Она вылезла из-за стола. Тулуп на ней был короткий, из-под него торчала широкая, тоже короткая черная юбка, надетая поверх ватных брюк, вправленных в валенки. И всё-таки даже в таком наряде она не потеряла изящества и легкости движений.
– Я тут, в райкоме, наметила одну баньку, старинную, маленькую, – говорила она, ведя Соню вниз по райкомовской лестнице. – У маленькой баньки и котлы меньше, топлива меньше нужно. Пойдем, поглядим, что там есть…
Они пошли по пустым, сияющим неправдоподобной чистотой снега линиям Васильевского острова. Мороз был такой, что у Сони дыхание спирало в горле.
– Ты чаю утром напилась? – спросила Антонина Трофимовна. – Если есть нечего, прежде всего, как встанешь, надо выпить стакан чаю или воды горячей, чтобы внутри не ссохлось и не захолодело…
Баня действительно была невелика. Занимала она столетнее одноэтажное каменное здание на углу двух переулков, шагах в ста от проспекта. Штукатурка на ней обвалилась от сырости, обнажив то там, то здесь голые кирпичи. Однако, пока они не свернули за угол, баня казалась им целой. Свернув за угол, они увидели, что все стёкла во всех окнах главного фасада выбиты. Дверь была не заперта, они толкнули ее и вошли в вестибюль. Крупные кристаллы снега блестели на чистом гладком полу, как нафталин. Казалось, что здесь еще холодней, чем на улице, – холод тут был устоявшийся и прочный.
– Есть тут кто? Э-ге-гей! – крикнула Антонина Трофимовна.
Они прислушались. Тишина. Только ветер шелестел в разбитом окне, наметая на пол снежинки.
Перед ними было окошечко кассы, заложенное фанерой, справа – вход в первый женский класс, слева – в первый мужской. Темный коридор уходил куда-то вдаль, и что там – рассмотреть было невозможно. Но в углу вестибюля, в полумраке, они, приглядевшись, заметили еще одну дверь, пониже других, и прочли на ней надпись: "Дирекция". Антонина Трофимовна решительно подошла к этой двери и распахнула ее. И сразу отшатнулась. Им показалось, что они стоят над глубокой черной ямой. Крохотный огонек, как уголь, блестел далеко внизу, во тьме. В лица им пахнуло сырым теплом и нестерпимым кислым запахом затхлого жилья.

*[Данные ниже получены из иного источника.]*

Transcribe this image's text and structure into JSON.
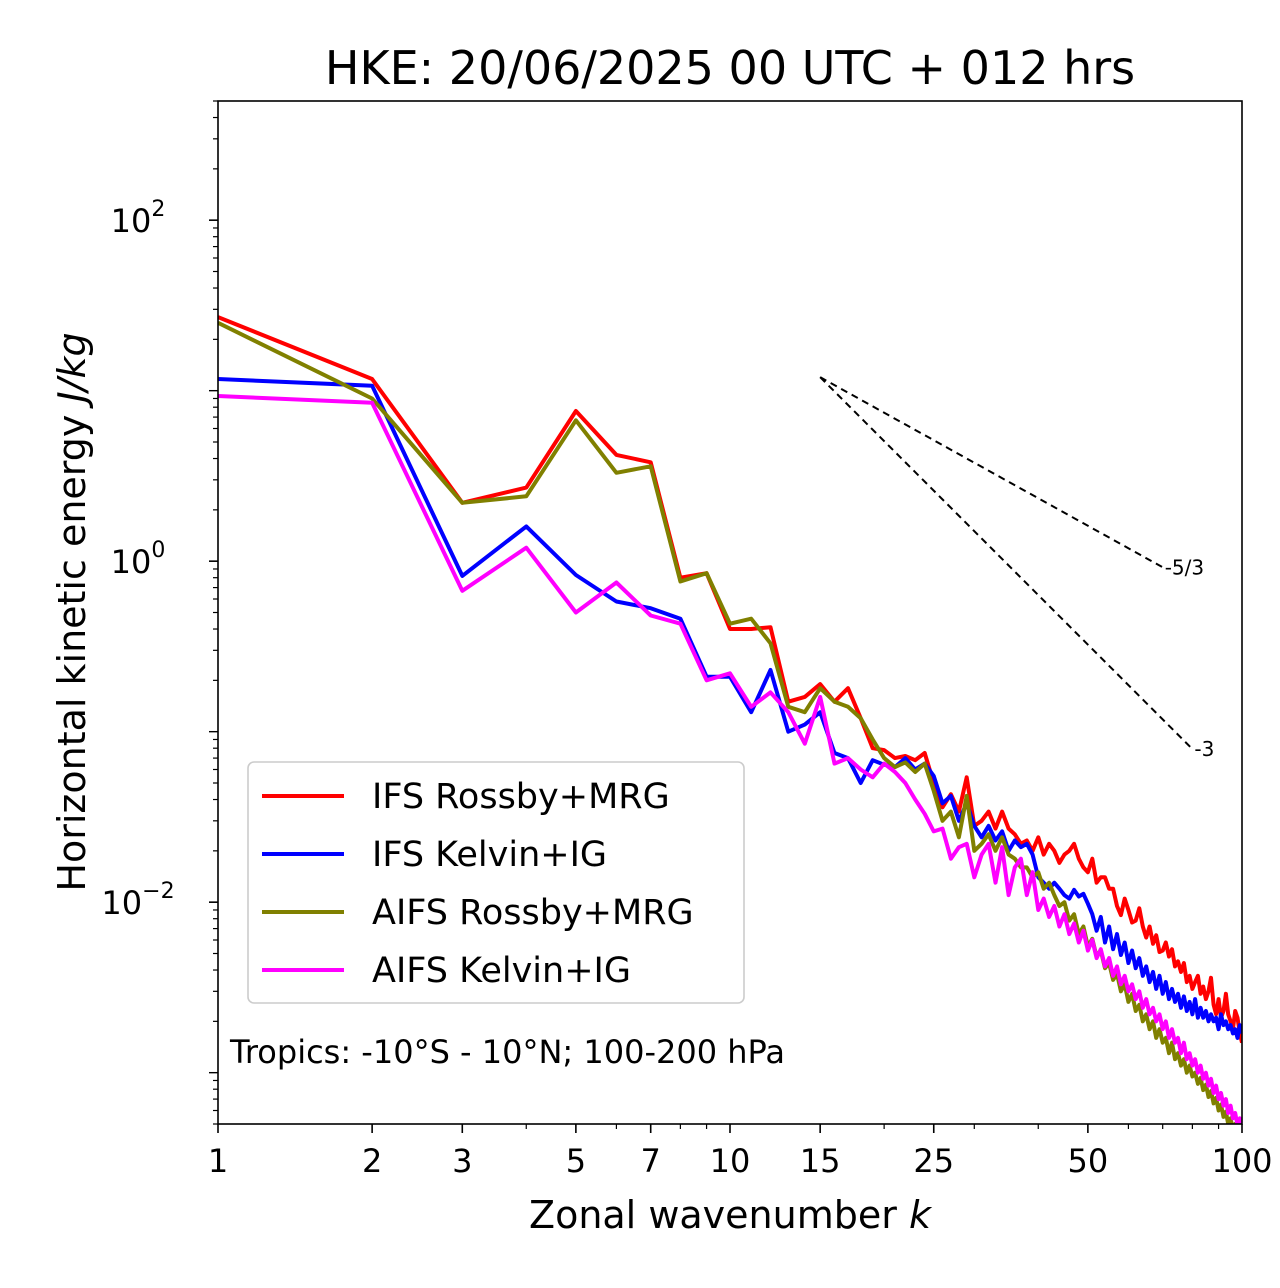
{
  "chart_data": {
    "type": "line",
    "title": "HKE: 20/06/2025 00 UTC + 012 hrs",
    "xlabel": "Zonal wavenumber ",
    "xlabel_italic": "k",
    "ylabel": "Horizontal kinetic energy ",
    "ylabel_italic": "J/kg",
    "x_scale": "log",
    "y_scale": "log",
    "xlim": [
      1,
      100
    ],
    "ylim": [
      0.0005,
      500
    ],
    "x_ticks": [
      1,
      2,
      3,
      5,
      7,
      10,
      15,
      25,
      50,
      100
    ],
    "x_tick_labels": [
      "1",
      "2",
      "3",
      "5",
      "7",
      "10",
      "15",
      "25",
      "50",
      "100"
    ],
    "y_ticks": [
      0.01,
      1,
      100
    ],
    "y_tick_labels": [
      {
        "base": "10",
        "exp": "−2"
      },
      {
        "base": "10",
        "exp": "0"
      },
      {
        "base": "10",
        "exp": "2"
      }
    ],
    "grid": false,
    "legend_position": "lower-left",
    "annotation": "Tropics: -10°S - 10°N; 100-200 hPa",
    "reference_lines": [
      {
        "label": "-5/3",
        "slope": -1.6667,
        "x_start": 15,
        "x_end": 70,
        "y_start": 12
      },
      {
        "label": "-3",
        "slope": -3,
        "x_start": 15,
        "x_end": 80,
        "y_start": 12
      }
    ],
    "series": [
      {
        "name": "IFS Rossby+MRG",
        "color": "#ff0000",
        "x": [
          1,
          2,
          3,
          4,
          5,
          6,
          7,
          8,
          9,
          10,
          11,
          12,
          13,
          14,
          15,
          16,
          17,
          18,
          19,
          20,
          21,
          22,
          23,
          24,
          25,
          26,
          27,
          28,
          29,
          30,
          31,
          32,
          33,
          34,
          35,
          36,
          37,
          38,
          39,
          40,
          41,
          42,
          43,
          44,
          45,
          46,
          47,
          48,
          49,
          50,
          51,
          52,
          53,
          54,
          55,
          56,
          57,
          58,
          59,
          60,
          61,
          62,
          63,
          64,
          65,
          66,
          67,
          68,
          69,
          70,
          71,
          72,
          73,
          74,
          75,
          76,
          77,
          78,
          79,
          80,
          81,
          82,
          83,
          84,
          85,
          86,
          87,
          88,
          89,
          90,
          91,
          92,
          93,
          94,
          95,
          96,
          97,
          98,
          99,
          100
        ],
        "y": [
          27,
          11.7,
          2.2,
          2.7,
          7.6,
          4.2,
          3.8,
          0.8,
          0.85,
          0.4,
          0.4,
          0.41,
          0.15,
          0.16,
          0.19,
          0.15,
          0.18,
          0.12,
          0.08,
          0.078,
          0.07,
          0.072,
          0.068,
          0.075,
          0.05,
          0.036,
          0.043,
          0.034,
          0.054,
          0.028,
          0.03,
          0.034,
          0.027,
          0.034,
          0.027,
          0.025,
          0.022,
          0.023,
          0.02,
          0.024,
          0.019,
          0.022,
          0.02,
          0.017,
          0.019,
          0.02,
          0.022,
          0.018,
          0.016,
          0.015,
          0.018,
          0.013,
          0.014,
          0.014,
          0.012,
          0.012,
          0.0095,
          0.0084,
          0.0105,
          0.009,
          0.0076,
          0.0078,
          0.0092,
          0.0072,
          0.0062,
          0.0072,
          0.0057,
          0.0064,
          0.0051,
          0.0052,
          0.0058,
          0.0048,
          0.0053,
          0.0042,
          0.0045,
          0.0039,
          0.0044,
          0.0034,
          0.0037,
          0.0031,
          0.0034,
          0.0037,
          0.0029,
          0.0032,
          0.0027,
          0.003,
          0.0036,
          0.0025,
          0.0022,
          0.0027,
          0.0021,
          0.0023,
          0.0029,
          0.0022,
          0.002,
          0.0018,
          0.0023,
          0.0021,
          0.0017,
          0.0015
        ]
      },
      {
        "name": "IFS Kelvin+IG",
        "color": "#0000ff",
        "x": [
          1,
          2,
          3,
          4,
          5,
          6,
          7,
          8,
          9,
          10,
          11,
          12,
          13,
          14,
          15,
          16,
          17,
          18,
          19,
          20,
          21,
          22,
          23,
          24,
          25,
          26,
          27,
          28,
          29,
          30,
          31,
          32,
          33,
          34,
          35,
          36,
          37,
          38,
          39,
          40,
          41,
          42,
          43,
          44,
          45,
          46,
          47,
          48,
          49,
          50,
          51,
          52,
          53,
          54,
          55,
          56,
          57,
          58,
          59,
          60,
          61,
          62,
          63,
          64,
          65,
          66,
          67,
          68,
          69,
          70,
          71,
          72,
          73,
          74,
          75,
          76,
          77,
          78,
          79,
          80,
          81,
          82,
          83,
          84,
          85,
          86,
          87,
          88,
          89,
          90,
          91,
          92,
          93,
          94,
          95,
          96,
          97,
          98,
          99,
          100
        ],
        "y": [
          11.7,
          10.7,
          0.82,
          1.6,
          0.83,
          0.58,
          0.53,
          0.46,
          0.21,
          0.21,
          0.13,
          0.23,
          0.1,
          0.11,
          0.13,
          0.075,
          0.07,
          0.05,
          0.068,
          0.064,
          0.062,
          0.07,
          0.06,
          0.065,
          0.055,
          0.038,
          0.042,
          0.03,
          0.038,
          0.028,
          0.024,
          0.028,
          0.023,
          0.026,
          0.02,
          0.023,
          0.021,
          0.022,
          0.019,
          0.014,
          0.013,
          0.012,
          0.013,
          0.012,
          0.011,
          0.0105,
          0.0118,
          0.0108,
          0.0112,
          0.0098,
          0.0085,
          0.0068,
          0.0082,
          0.0058,
          0.0072,
          0.0053,
          0.0065,
          0.0049,
          0.0058,
          0.0044,
          0.0052,
          0.0041,
          0.0047,
          0.0037,
          0.0042,
          0.0034,
          0.0039,
          0.0031,
          0.0037,
          0.0029,
          0.0034,
          0.0027,
          0.0031,
          0.0026,
          0.0029,
          0.0024,
          0.0028,
          0.0023,
          0.0026,
          0.0022,
          0.0027,
          0.0021,
          0.0024,
          0.0021,
          0.0023,
          0.002,
          0.0022,
          0.002,
          0.0021,
          0.0018,
          0.0022,
          0.0019,
          0.002,
          0.0018,
          0.0019,
          0.0017,
          0.0018,
          0.0016,
          0.0019,
          0.0017
        ]
      },
      {
        "name": "AIFS Rossby+MRG",
        "color": "#808000",
        "x": [
          1,
          2,
          3,
          4,
          5,
          6,
          7,
          8,
          9,
          10,
          11,
          12,
          13,
          14,
          15,
          16,
          17,
          18,
          19,
          20,
          21,
          22,
          23,
          24,
          25,
          26,
          27,
          28,
          29,
          30,
          31,
          32,
          33,
          34,
          35,
          36,
          37,
          38,
          39,
          40,
          41,
          42,
          43,
          44,
          45,
          46,
          47,
          48,
          49,
          50,
          51,
          52,
          53,
          54,
          55,
          56,
          57,
          58,
          59,
          60,
          61,
          62,
          63,
          64,
          65,
          66,
          67,
          68,
          69,
          70,
          71,
          72,
          73,
          74,
          75,
          76,
          77,
          78,
          79,
          80,
          81,
          82,
          83,
          84,
          85,
          86,
          87,
          88,
          89,
          90,
          91,
          92,
          93,
          94,
          95,
          96,
          97,
          98,
          99,
          100
        ],
        "y": [
          25,
          9,
          2.2,
          2.4,
          6.7,
          3.3,
          3.6,
          0.76,
          0.85,
          0.43,
          0.46,
          0.33,
          0.14,
          0.13,
          0.18,
          0.15,
          0.14,
          0.12,
          0.09,
          0.07,
          0.062,
          0.066,
          0.058,
          0.065,
          0.045,
          0.03,
          0.034,
          0.024,
          0.042,
          0.02,
          0.022,
          0.025,
          0.02,
          0.024,
          0.019,
          0.018,
          0.016,
          0.016,
          0.014,
          0.015,
          0.012,
          0.013,
          0.011,
          0.0095,
          0.01,
          0.0078,
          0.0085,
          0.0065,
          0.0072,
          0.0055,
          0.0061,
          0.0048,
          0.0052,
          0.0041,
          0.0044,
          0.0035,
          0.0038,
          0.003,
          0.0033,
          0.0026,
          0.0029,
          0.0023,
          0.0025,
          0.002,
          0.0022,
          0.0018,
          0.002,
          0.0016,
          0.0018,
          0.0015,
          0.0016,
          0.0013,
          0.0015,
          0.0012,
          0.0013,
          0.0011,
          0.0012,
          0.001,
          0.0011,
          0.00095,
          0.001,
          0.00086,
          0.00093,
          0.00079,
          0.00085,
          0.00072,
          0.00078,
          0.00066,
          0.00071,
          0.0006,
          0.00065,
          0.00055,
          0.00059,
          0.0005,
          0.00054,
          0.00046,
          0.0005,
          0.00042,
          0.00046,
          0.00039
        ]
      },
      {
        "name": "AIFS Kelvin+IG",
        "color": "#ff00ff",
        "x": [
          1,
          2,
          3,
          4,
          5,
          6,
          7,
          8,
          9,
          10,
          11,
          12,
          13,
          14,
          15,
          16,
          17,
          18,
          19,
          20,
          21,
          22,
          23,
          24,
          25,
          26,
          27,
          28,
          29,
          30,
          31,
          32,
          33,
          34,
          35,
          36,
          37,
          38,
          39,
          40,
          41,
          42,
          43,
          44,
          45,
          46,
          47,
          48,
          49,
          50,
          51,
          52,
          53,
          54,
          55,
          56,
          57,
          58,
          59,
          60,
          61,
          62,
          63,
          64,
          65,
          66,
          67,
          68,
          69,
          70,
          71,
          72,
          73,
          74,
          75,
          76,
          77,
          78,
          79,
          80,
          81,
          82,
          83,
          84,
          85,
          86,
          87,
          88,
          89,
          90,
          91,
          92,
          93,
          94,
          95,
          96,
          97,
          98,
          99,
          100
        ],
        "y": [
          9.3,
          8.5,
          0.67,
          1.2,
          0.5,
          0.75,
          0.48,
          0.43,
          0.2,
          0.22,
          0.14,
          0.17,
          0.13,
          0.085,
          0.16,
          0.065,
          0.07,
          0.06,
          0.054,
          0.065,
          0.058,
          0.05,
          0.04,
          0.033,
          0.026,
          0.027,
          0.018,
          0.021,
          0.022,
          0.014,
          0.019,
          0.022,
          0.013,
          0.021,
          0.011,
          0.016,
          0.018,
          0.011,
          0.015,
          0.009,
          0.0105,
          0.0082,
          0.0095,
          0.0072,
          0.0085,
          0.0065,
          0.0075,
          0.0058,
          0.0068,
          0.0052,
          0.006,
          0.0047,
          0.0053,
          0.0042,
          0.0047,
          0.0037,
          0.0042,
          0.0033,
          0.0037,
          0.003,
          0.0033,
          0.0027,
          0.003,
          0.0024,
          0.0027,
          0.0022,
          0.0024,
          0.002,
          0.0022,
          0.0018,
          0.002,
          0.0016,
          0.0018,
          0.0015,
          0.0016,
          0.0013,
          0.0015,
          0.0012,
          0.0013,
          0.0011,
          0.0012,
          0.001,
          0.0011,
          0.00092,
          0.001,
          0.00084,
          0.00092,
          0.00076,
          0.00084,
          0.0007,
          0.00076,
          0.00064,
          0.0007,
          0.00058,
          0.00064,
          0.00054,
          0.00058,
          0.00049,
          0.00054,
          0.00045
        ]
      }
    ]
  }
}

– Дверь! – крикнул снизу хриплый женский голос. – Закройте дверь!
Взяв Соню за руку, Антонина Трофимовна осторожно шагнула вперед.
– Здесь лестница, – сказала она. – Не упади.
Они пошли вниз по скользким деревянным ступенькам. Фитилек, вставленный в баночку, бросал пятно тусклого света на стол. Приглядевшись, Соня рядом со столом различила какую-то кучу тряпья. Ей показалось, что тряпье это шевелится.
– Есть здесь кто-нибудь из дирекции? – громко спросила Антонина Трофимовна, и властный голос ее прозвучал необыкновенно трезво в этой жуткой, таинственной пещере.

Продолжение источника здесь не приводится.